2) Let \( X \sim \operatorname{Poisson}(\theta), Y \sim \operatorname{Poisson}(\lambda) \), independent.
a. Find the distribution of \( X+Y \)
b. Show that the distribution of \( Y \mid X+Y \) binomial with success probability \( \left(\frac{\lambda}{\lambda+\theta}\right) \)

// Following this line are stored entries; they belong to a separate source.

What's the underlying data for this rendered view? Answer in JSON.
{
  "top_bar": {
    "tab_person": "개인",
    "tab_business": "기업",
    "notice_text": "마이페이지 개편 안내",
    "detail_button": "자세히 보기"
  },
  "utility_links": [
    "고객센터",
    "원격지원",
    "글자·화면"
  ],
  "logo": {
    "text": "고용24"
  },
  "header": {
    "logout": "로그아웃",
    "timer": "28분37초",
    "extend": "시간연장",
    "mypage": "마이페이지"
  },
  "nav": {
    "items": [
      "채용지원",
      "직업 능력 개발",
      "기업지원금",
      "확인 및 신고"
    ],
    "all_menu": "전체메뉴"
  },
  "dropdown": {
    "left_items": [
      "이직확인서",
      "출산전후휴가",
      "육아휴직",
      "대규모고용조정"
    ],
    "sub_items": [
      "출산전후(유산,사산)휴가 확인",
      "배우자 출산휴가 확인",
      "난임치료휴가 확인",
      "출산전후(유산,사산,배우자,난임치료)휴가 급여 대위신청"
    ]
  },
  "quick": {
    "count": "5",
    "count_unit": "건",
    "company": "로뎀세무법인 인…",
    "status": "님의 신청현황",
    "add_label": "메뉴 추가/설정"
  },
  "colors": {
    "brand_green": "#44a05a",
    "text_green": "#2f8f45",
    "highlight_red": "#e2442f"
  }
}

3) Let \( X \) and \( Y \) be independent, standard normal random variables. Consider the transformation
\[
U=X+Y \text { and } V=X-Y
\]
Show that the joint density of \( \mathrm{U} \) and \( \mathrm{V} \) is:
\[
f_{U, V}(u, v)=\left(\frac{1}{\sqrt{2 \pi} \sqrt{2}} e^{-\frac{u^{2}}{4}}\right)\left(\frac{1}{\sqrt{2 \pi} \sqrt{2}} e^{-\frac{v^{2}}{4}}\right)
\]
4) Let \( X \) and \( Y \) be independent, standard normal random variables. Consider the polar coordinates:
\[
\tan \Theta=Y / X \text { and } R^{2}=X^{2}+Y^{2}
\]
Show that \( f_{R, \theta}(r, \theta)=\frac{1}{2 \pi} r e^{-r^{2} / 2} \)
1
5) Suppose a balance coin is tossed 3 times. Let \( X \) be the number of heads that we get in 3 tosses. Suppose another balance coin is tossed 2 times and let \( Y \) be the number of heads that we get in two tosses. Find the distribution of \( X+Y \) using the moment generating function method.

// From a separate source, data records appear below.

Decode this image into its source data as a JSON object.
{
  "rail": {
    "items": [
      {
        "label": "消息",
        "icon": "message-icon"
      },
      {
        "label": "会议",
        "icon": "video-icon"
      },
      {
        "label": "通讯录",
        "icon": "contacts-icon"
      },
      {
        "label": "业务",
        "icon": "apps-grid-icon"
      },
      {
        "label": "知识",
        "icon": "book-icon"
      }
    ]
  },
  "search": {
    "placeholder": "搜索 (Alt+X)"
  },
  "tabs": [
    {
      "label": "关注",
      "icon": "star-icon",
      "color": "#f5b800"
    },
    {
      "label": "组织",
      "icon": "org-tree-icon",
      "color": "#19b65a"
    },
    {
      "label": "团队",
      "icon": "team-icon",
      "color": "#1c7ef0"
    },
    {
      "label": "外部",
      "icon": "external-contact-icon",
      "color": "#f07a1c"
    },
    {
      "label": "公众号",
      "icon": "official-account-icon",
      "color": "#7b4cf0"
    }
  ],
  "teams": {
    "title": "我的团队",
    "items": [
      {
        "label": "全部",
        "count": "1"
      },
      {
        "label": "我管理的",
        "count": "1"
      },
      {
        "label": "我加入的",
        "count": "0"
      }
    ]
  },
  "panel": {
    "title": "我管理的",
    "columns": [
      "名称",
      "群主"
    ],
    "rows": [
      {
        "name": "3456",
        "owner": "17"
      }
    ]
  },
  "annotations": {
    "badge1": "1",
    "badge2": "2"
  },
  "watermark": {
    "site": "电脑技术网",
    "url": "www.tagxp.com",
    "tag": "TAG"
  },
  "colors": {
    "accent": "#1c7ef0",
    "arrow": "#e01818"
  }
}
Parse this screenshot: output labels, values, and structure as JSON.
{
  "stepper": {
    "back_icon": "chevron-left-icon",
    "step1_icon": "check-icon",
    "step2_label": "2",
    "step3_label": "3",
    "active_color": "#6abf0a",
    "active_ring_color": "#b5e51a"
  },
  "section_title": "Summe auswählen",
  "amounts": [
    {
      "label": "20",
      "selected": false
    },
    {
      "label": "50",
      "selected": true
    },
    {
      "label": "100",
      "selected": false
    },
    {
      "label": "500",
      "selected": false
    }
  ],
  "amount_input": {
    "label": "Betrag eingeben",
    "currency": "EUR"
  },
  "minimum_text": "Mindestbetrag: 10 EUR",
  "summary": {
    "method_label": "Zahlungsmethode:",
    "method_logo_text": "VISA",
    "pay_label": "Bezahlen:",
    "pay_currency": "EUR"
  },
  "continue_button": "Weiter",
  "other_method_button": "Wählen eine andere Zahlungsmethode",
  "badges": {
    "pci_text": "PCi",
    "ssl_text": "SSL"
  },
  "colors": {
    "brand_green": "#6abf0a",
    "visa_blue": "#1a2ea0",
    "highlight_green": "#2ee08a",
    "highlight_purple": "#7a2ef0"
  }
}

6) Consider independent normal variables \( \mathrm{Y}_{1}, \mathrm{Y}_{2}, \mathrm{Y}_{3} \) and \( \mathrm{Y}_{4} \) where \( \mu_{\mathrm{i}}=-3 \) and \( \sigma^{2}{ }_{\mathrm{i}}=2 \) for \( i=1,2,3,4 \).
Let \( U=2 Y_{I}-5 Y_{2}+Y_{3}-2 Y_{4} \)
a) Derive the MGF of \( U \) and identify the distribution of \( U \).
b) Calculate \( P(U>9) \).
7) Consider independent exponential variables \( Y_{l}, \ldots, Y_{9} \) with \( \lambda=1 / 3 \). Drive the distribution of \( U=\sum_{i=1}^{9} Y_{i} \)